Missouri Pacific Ry. Co. v. Kansas, 216 U.S. 262 (1910)

Missouri Pacific Railway Company v. Kansas

No. 38

Argued November 30, 1909

Decided February 21, 1910

216 U.S. 262


The fact that a railroad company is chartered by another state and has projected its lines through several states does not make all of its business interstate commerce and render unconstitutional, as an interference with, and burden upon interstate commerce, reasonable regulations of a state Railroad Commission applicable to a portion of the lines wholly within, and which are valid under, the laws of that state.

Quaere whether, on writ of error where the constitutional question is whether a rate or duty prescribed by a state commission amounts to deprivation of property without due process of law, this Court is bound by a finding of the state court that a rate or duty is not actually confiscatory.

There is a difference between the exertion of the legislative power to establish rates in such a manner as to confiscate the property of a public service corporation by fixing them below a remunerative

Page 216 U. S. 263

standard and one compelling the corporation to render a service which it is essentially its duty to perform, and an order directing a railroad company to run a regular passenger train over its line, instead of a mixed passenger and freight train, is not, even if such train is run at a loss, a deprivation of property without due process of law, or a taking of private property for public use without compensation; nor is such an order an unreasonable exercise of governmental control. Such an order, if made by the railroad commission of a state, is not an interference with, or burden upon, interstate commerce if it relates to a portion of the line wholly within that state.

A state statute making provisions for passengers riding on the caboose of freight trains will not be construed as a declaration of the state that there is no distinction between passenger train service and mixed train service, especially where, as in Kansas, the liability of the railroad is limited as to persons riding in cabooses.

An order cannot be said to be such an unreasonable exertion of authority as to amount to deprivation of property without due process of law because made operative only to the limit of the right to do so.

While railway property is susceptible of private ownership and protected by constitutional guarantees, these rights are not abridged by being subjected to governmental power of reasonable regulation.

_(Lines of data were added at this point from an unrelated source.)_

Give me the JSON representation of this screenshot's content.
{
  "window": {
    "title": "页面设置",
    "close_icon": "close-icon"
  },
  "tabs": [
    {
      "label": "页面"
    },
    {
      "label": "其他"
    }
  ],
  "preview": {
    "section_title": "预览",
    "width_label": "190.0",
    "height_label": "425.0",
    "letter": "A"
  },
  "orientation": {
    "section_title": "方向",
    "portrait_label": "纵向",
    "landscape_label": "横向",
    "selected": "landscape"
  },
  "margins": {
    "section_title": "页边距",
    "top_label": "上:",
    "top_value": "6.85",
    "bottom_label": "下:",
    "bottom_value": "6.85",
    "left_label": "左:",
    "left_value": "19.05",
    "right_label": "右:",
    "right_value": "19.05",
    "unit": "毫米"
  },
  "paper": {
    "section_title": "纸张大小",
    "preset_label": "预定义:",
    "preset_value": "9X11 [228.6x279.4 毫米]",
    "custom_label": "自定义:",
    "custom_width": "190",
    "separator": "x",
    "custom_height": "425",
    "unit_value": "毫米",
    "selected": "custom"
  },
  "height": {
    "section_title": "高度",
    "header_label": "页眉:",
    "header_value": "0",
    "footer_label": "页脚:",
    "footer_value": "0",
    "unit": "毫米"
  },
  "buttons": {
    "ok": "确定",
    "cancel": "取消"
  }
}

Where a contract is held subject to the reserved power to alter, amend or repeal, the right conferred, whatever be its extent, is subject to such reserved power, and so held that a charter privilege to regulate train service is subject to the reasonable and otherwise legal order of a commission created by the legislature, and such an order is not invalid under the contract clause of the federal Constitution.

An order of the railroad commission of a state requiring a train to be run from a point within the state to the state line is not invalid if otherwise legal, as an interference with, or burden upon, interstate commerce because there are no present terminal facilities at the state line and it is more convenient to the corporation to run the train to a further point in the adjoining state.

76 Kan. 467 affirmed.

The facts are stated in the opinion.